Jazzy tunes from within the University

Only old people seem to play jazz in Groningen, thought Amber Krake. She approached her professor of Popular Music and now? There's the Groningen Student Big Band.

Jazzy tunes are bursting out of the big rehearsal room in the Stedelijke Muziekschool. A group of 14 musicians are rehearsing for their opening concert in November.

The Groningen Student Big Band is looking for new musicians to fill its ranks. The band is playing several jazz and big-band numbers. The band’s conductor is Kristin McGee, Professor of Popular Music from the Arts, Media and Cultural Studies department at the University. ‘We practise here every Monday’, she explains after the rehearsal. ‘We’ve just had our first gig at the Tour of Groningen cycling competition. It went very well.’

Conducting courses

The band started last December, when Amber Krake, an International Relations student and saxophone player, approached McGee with the idea of forming a big band specifically for students. ‘I played in some bands before I came to Groningen’, says Krake. ‘But there aren’t here. Most of the jazz bands are for older people.’

Fellow band member and International Relations student Saskia Groot agrees: ‘I didn’t know anyone who played jazz when I first arrived here.’

‘I didn’t know anyone who played jazz when I first arrived here.’

McGee immediately thought it was a good idea. Not only does she play the saxophone, she has also been on some conducting courses in Chicago. ‘We were clearly missing something’, she says.

After four months of auditions, the band started rehearsing with some students from the Prince Claus conservatory, who now form the rhythm section. ‘There are all kinds of students in our band’, says McGee. ‘We have a lot of different nationalities; there are Korean, Japanese, Hungarian, Slovenian, American, German and, of course, Dutch students.

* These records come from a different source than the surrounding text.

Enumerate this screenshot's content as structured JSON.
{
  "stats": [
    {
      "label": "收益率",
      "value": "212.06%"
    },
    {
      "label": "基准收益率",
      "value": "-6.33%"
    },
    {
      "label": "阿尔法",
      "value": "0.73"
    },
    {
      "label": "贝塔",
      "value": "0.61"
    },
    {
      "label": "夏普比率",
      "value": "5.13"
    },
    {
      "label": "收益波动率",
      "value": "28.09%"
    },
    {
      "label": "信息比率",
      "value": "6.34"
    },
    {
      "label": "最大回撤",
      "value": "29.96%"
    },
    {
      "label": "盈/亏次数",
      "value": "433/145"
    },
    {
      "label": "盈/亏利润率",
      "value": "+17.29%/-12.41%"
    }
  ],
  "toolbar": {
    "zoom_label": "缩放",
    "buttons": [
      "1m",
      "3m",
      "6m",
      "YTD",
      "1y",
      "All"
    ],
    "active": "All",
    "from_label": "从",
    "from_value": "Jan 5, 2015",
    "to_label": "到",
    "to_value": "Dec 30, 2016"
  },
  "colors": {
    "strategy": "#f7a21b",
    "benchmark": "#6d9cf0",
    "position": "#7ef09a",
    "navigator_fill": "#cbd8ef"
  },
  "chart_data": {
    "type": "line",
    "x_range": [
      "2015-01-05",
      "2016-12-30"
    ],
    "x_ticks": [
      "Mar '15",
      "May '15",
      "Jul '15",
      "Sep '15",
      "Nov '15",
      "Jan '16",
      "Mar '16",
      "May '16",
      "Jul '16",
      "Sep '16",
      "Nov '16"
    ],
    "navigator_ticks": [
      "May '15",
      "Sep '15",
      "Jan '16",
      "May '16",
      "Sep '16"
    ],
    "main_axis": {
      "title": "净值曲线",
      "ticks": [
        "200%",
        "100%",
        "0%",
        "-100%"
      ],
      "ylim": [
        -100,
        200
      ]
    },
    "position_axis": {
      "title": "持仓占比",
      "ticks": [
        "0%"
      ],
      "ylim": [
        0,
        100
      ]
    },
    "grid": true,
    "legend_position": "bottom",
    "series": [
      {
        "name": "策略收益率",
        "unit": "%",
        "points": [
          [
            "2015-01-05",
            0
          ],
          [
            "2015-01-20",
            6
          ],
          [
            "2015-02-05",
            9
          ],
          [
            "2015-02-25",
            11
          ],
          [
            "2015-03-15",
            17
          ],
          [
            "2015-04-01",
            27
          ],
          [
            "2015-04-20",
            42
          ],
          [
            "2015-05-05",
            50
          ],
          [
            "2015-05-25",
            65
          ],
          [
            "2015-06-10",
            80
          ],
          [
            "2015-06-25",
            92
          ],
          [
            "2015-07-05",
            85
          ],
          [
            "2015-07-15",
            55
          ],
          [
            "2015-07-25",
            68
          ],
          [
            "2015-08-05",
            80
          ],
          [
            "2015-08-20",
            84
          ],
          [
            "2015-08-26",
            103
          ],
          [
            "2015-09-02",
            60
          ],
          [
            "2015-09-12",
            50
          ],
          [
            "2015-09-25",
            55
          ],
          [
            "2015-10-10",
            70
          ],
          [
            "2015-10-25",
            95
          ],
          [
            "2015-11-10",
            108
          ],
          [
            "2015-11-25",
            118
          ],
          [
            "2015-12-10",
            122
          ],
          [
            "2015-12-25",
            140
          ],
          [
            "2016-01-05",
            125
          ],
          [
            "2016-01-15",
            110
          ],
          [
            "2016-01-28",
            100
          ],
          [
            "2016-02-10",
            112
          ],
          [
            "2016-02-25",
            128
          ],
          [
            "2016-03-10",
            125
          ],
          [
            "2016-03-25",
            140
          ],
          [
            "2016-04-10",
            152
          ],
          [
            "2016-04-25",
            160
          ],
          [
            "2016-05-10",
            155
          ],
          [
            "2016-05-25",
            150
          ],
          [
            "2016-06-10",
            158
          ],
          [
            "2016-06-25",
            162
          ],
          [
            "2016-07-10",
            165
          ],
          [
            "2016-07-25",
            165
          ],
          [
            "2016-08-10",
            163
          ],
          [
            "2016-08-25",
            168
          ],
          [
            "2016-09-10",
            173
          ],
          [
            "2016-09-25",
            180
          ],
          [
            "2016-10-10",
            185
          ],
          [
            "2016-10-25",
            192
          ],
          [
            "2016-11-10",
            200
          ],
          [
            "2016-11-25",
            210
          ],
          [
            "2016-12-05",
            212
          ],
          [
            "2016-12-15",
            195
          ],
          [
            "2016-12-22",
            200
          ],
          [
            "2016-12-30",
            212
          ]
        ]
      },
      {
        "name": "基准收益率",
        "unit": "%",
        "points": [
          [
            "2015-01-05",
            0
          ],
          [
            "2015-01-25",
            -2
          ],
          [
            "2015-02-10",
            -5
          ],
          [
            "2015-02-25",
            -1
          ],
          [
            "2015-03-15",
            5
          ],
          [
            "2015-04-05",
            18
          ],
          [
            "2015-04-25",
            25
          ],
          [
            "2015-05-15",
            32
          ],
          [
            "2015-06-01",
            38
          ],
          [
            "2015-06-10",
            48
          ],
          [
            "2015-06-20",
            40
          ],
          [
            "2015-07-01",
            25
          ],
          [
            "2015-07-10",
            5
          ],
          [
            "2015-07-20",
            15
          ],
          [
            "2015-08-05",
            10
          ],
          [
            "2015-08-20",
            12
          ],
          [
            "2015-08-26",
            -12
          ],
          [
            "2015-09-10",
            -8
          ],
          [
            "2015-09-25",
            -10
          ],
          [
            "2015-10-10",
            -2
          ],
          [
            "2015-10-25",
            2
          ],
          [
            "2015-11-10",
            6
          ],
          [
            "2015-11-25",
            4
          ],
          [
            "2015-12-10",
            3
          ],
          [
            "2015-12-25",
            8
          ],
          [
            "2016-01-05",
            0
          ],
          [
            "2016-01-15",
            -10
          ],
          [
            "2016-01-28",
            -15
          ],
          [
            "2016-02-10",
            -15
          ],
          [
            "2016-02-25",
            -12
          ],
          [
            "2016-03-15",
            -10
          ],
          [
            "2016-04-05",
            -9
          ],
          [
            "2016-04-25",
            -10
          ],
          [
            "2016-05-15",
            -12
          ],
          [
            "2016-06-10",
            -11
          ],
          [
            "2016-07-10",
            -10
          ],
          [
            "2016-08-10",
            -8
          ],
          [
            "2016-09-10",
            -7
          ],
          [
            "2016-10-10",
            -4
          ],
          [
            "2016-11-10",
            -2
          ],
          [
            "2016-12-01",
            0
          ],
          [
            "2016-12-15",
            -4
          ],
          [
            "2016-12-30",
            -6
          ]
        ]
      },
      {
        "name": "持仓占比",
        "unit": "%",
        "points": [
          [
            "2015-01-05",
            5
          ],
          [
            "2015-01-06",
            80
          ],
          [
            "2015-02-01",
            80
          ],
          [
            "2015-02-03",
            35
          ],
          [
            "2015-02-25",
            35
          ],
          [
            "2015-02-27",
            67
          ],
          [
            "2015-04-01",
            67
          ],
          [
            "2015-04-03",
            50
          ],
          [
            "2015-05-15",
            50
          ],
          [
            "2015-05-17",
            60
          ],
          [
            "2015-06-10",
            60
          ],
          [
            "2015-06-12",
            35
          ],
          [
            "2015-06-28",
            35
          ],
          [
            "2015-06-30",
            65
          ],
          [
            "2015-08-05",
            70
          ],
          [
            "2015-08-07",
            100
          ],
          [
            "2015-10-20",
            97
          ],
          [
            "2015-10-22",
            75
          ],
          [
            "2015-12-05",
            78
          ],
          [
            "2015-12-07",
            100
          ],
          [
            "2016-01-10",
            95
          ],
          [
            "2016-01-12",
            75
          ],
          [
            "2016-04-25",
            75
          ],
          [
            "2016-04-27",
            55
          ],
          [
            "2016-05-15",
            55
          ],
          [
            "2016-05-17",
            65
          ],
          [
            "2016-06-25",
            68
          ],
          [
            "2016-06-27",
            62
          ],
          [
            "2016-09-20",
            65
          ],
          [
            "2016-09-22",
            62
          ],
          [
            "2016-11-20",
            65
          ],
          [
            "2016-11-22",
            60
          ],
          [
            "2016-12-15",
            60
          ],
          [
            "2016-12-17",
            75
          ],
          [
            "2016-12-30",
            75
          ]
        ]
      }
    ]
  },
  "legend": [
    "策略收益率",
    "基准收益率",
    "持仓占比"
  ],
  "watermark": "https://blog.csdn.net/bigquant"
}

The language barrier is sometimes a problem, but they are all enjoying the experience of playing in a big band and they get along very well. ‘Sometimes we go out for a drink or have a barbecue. It’s nice to do something creative that doesn’t involve too much reading and studying’, she says jokingly.

‘Fly me to the moon’

The band plays standard numbers like ‘Georgy Porgy’, as well as jazzy love songs like ‘Fly Me to the Moon’. ‘We mostly play swing and jazz’, says Krake. ‘We hope to play a little bit more funk in the future.’

They organize gigs themselves. ‘We spend a lot of time doing that’, says Groot. ‘Our goal is to perform in front of an audience, so we have our first big gig in November and after that we hope to play somewhere every month.’

Because some students will be leaving on placements or going back home, the band needs new members every year. This year’s auditions started on 25 September. Although any musician is welcome to join, McGee is particularly looking for saxophone, trombone and trumpet players. ‘Those are really hard to find, but we hope to have at least two new members after the auditions.’